Pope Francis’ pastoral concerns in this Christmas, 2015, as during his whole pontificate to date, have been centered on “mercy” for those campaigning for various marital and sexual “freedoms”, on “freedom” for the environment from the ravages of the human hand, and for “freedom” of the poor from the exploitation of the rich. This latter concern has caused many people to label him a communist pure and simple, and for those obsessed with communism to associate his sexual and environmental activism with his general Marxist tendencies.

I categorically reject the idea that the pope is a communist. Moreover, his pastoral program is not flawed because of a concern for “mercy” as such. Quite frankly, I also believe that we are facing a great environmental crisis, and that this is connected with the naturalist Enlightenment and an Industrial Revolution whose wretched environmental consequences Catholics were among the first who were active in lamenting. Moreover, I also am convinced that we have a global, neo-liberal, unchained free market inspired disaster on our hands that is ensuring a massive exploitation of the poor by the rich in the developed lands as well as in the Third World.

The problem with the pope’s message in Christmastide, 2015 is that he is singing the modern song of “thud”. He is calling, in practice, for the need for a “correction” and “transformation” of Catholic doctrine to aid in the “restoration of all things” not in Christ but “in fallen nature”. He is not telling us to pay homage to the child in the crèche and accept His corrective and transforming Social Kingship. He is not speaking in a Christ-centered fashion.

Hence, his “mercy” will ensure carte blanche for marital and sexual chaos; his environmentalism not only favors pagan naturalism and the validation of spiritual, film, and think-tank gurus of a simultaneously most dangerous and painfully lame taste, but also institutions like the World Bank that manipulate it for the profit of the global elite; his “humble” concern for the “poor” ends in a series of pointless gestures that every bureaucratic and capitalist card shark can find a way to dine off of in the future. Sad to say, the lack of the proper crèche-centered focus also simply permits every rabid nationalist, polluter of God’s earth, and libertarian to make it seem that they form the army of St. Athanasius in our own time that Catholics must support or die.

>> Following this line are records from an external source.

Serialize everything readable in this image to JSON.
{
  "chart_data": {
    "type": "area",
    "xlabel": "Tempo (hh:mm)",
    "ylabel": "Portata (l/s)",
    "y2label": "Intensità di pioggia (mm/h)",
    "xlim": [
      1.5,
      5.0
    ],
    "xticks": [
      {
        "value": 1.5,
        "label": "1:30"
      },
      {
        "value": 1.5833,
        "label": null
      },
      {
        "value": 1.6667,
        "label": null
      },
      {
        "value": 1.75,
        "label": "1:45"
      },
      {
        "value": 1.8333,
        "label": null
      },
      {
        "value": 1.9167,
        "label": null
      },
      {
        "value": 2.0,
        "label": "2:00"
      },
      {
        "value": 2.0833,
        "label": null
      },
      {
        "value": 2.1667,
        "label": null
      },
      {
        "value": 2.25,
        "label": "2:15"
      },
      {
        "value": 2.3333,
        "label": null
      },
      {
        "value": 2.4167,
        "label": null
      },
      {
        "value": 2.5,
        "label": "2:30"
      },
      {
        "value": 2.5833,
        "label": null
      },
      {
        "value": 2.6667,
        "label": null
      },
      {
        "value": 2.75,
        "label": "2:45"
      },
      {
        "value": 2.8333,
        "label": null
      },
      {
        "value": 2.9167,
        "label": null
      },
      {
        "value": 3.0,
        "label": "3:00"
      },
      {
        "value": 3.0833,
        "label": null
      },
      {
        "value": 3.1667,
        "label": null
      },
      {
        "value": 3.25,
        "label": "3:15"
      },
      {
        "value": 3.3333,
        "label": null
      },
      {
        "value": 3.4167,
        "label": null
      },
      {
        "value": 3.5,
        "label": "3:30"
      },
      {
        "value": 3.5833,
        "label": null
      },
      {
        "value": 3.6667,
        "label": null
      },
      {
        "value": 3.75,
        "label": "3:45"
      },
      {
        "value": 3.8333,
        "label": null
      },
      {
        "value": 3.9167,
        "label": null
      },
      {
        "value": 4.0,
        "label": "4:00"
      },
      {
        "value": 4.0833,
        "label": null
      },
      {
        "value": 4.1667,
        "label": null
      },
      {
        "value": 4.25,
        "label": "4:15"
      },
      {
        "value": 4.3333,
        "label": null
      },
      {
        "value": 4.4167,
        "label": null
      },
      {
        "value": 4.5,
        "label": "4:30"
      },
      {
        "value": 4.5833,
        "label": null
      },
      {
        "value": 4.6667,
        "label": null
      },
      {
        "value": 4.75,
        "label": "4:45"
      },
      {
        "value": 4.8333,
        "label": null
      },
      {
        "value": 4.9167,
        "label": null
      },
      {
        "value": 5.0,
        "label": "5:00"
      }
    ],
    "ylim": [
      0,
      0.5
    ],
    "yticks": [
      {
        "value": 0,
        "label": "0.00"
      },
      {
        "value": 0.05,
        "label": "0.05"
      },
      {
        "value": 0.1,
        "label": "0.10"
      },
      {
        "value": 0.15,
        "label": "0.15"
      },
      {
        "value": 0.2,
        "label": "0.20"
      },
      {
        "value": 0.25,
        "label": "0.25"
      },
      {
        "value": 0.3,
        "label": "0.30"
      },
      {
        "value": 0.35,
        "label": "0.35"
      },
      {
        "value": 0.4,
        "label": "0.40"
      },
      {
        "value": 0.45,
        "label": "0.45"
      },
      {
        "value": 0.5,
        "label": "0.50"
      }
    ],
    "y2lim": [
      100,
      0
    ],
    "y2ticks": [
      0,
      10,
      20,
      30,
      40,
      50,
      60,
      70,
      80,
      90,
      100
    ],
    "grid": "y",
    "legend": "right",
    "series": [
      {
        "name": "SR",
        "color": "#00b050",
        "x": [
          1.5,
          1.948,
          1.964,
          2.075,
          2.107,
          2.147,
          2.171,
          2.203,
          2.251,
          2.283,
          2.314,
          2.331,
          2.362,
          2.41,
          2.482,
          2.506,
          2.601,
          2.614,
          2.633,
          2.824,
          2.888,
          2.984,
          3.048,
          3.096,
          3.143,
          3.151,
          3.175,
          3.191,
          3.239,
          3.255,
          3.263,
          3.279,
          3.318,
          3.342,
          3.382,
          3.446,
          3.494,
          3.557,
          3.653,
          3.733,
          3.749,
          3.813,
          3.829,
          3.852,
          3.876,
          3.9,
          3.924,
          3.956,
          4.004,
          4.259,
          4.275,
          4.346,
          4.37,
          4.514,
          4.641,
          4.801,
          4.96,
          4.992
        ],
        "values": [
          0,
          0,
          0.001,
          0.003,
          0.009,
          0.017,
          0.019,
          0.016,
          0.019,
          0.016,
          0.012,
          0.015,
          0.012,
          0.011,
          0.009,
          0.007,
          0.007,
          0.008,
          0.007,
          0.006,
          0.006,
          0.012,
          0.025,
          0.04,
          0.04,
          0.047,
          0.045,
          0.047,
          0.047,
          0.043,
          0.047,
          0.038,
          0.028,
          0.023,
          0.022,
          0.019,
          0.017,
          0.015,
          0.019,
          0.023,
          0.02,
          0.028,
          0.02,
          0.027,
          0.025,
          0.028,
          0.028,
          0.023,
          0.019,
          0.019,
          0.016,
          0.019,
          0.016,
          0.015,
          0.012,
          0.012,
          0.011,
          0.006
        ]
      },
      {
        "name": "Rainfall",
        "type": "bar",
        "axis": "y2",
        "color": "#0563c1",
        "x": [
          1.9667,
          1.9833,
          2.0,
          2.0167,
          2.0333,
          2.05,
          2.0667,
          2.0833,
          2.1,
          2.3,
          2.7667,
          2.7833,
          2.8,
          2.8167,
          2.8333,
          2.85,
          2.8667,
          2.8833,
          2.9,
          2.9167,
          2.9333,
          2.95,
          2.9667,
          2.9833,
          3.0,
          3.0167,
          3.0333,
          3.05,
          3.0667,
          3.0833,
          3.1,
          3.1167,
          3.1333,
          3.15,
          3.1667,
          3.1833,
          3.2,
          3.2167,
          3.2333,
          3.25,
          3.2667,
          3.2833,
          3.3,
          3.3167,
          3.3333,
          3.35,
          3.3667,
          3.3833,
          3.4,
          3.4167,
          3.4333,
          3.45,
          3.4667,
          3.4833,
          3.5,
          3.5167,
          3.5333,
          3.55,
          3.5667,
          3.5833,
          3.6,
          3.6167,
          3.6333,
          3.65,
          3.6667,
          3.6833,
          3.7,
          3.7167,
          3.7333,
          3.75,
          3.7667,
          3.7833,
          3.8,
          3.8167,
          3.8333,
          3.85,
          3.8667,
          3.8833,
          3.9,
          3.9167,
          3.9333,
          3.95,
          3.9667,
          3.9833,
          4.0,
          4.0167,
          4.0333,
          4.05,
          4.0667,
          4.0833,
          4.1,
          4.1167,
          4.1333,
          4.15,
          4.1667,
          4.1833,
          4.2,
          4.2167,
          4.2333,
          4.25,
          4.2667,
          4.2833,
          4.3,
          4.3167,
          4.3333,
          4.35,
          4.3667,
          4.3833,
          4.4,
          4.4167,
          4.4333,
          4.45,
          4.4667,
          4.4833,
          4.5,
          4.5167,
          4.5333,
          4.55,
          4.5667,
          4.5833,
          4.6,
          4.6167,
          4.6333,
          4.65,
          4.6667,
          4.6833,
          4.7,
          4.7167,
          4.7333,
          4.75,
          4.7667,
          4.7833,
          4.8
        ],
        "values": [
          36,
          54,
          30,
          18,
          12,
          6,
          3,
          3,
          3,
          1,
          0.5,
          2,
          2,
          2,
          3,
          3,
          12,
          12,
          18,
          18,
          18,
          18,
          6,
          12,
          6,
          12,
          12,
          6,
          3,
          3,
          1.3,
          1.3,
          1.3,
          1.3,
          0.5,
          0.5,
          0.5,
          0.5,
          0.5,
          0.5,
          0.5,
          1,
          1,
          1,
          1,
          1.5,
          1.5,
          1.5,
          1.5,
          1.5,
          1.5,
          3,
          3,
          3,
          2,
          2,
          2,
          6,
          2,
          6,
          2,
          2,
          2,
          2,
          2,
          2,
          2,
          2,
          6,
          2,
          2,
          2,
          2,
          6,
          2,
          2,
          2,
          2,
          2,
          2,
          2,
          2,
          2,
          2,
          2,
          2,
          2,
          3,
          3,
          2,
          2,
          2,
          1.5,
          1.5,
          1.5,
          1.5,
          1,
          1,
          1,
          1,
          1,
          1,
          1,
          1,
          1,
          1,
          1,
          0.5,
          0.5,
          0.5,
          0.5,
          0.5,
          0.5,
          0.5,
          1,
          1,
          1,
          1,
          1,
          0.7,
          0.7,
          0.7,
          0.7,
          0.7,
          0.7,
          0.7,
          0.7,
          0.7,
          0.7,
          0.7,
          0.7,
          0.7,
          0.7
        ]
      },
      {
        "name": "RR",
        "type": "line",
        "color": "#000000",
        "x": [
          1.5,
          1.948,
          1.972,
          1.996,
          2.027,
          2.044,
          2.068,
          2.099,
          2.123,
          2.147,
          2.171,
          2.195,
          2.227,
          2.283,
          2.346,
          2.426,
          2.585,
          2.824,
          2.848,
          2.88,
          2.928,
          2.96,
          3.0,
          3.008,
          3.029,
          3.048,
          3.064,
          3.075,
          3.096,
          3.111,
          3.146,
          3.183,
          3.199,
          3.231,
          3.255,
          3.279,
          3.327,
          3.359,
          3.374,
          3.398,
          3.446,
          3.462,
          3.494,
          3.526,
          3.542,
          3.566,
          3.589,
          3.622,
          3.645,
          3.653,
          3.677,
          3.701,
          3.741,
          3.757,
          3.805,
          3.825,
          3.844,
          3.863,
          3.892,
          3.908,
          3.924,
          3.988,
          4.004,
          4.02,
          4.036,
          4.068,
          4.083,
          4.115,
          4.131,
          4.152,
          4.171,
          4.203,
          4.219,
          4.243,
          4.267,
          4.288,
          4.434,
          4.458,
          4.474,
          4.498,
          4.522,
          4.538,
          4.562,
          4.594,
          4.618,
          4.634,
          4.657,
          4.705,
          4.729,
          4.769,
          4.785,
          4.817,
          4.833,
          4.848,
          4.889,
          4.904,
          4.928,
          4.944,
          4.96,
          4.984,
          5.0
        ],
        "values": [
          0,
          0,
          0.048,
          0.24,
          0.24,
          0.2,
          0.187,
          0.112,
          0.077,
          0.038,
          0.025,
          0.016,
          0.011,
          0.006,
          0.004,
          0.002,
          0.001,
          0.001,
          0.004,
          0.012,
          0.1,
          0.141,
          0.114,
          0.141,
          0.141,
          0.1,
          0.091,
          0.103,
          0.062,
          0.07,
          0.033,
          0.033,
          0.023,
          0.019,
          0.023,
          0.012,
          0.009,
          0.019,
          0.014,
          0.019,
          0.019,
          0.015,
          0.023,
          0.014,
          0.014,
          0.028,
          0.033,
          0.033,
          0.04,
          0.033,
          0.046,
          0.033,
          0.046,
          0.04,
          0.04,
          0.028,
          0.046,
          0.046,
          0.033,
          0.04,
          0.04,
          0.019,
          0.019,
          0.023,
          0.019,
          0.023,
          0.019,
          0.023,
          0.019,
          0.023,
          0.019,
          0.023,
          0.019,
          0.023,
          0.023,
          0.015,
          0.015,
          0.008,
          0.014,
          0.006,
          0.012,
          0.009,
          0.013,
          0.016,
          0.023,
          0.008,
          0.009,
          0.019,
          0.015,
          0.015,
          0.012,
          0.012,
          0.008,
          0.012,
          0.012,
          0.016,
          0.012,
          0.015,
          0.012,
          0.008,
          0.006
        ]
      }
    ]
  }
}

Our crèche-less modern world’s willful message of “don’t tread on me and my uncorrected natural will”---whether it be expressed with reference to the supposedly “Marxist” issues seemingly dear to the heart of the pope, or to those other economic and nationalist idols of the naturalist Enlightenment dear to the hearts of some “conservatives”, “libertarians”, or “American exceptionalists”---is always sung to the same single boring tone of “thud”: the tone produced by the human mind and heart that plunged from its medieval heights on a downward trajectory to a fallen---though not intrinsically evil--earth.

Our only means of fighting the Catharist despair that must come when men realize that the endless clash of free wills that will not accept correction in Christ reveals the universe to be a meaningless entity; our only chance of pointing things into a proper hierarchy of values and hearing the “music of the spheres” is to stand above our Zeitgeist and judge it. And the best first step to that goal comes from turning our eyes away from the lions and tigers and bears that our current Francis shined on St. Peter’s façade and focusing them on the oxen and donkeys led onto the crèche by a different Francis on a Christmas long ago at Greccio.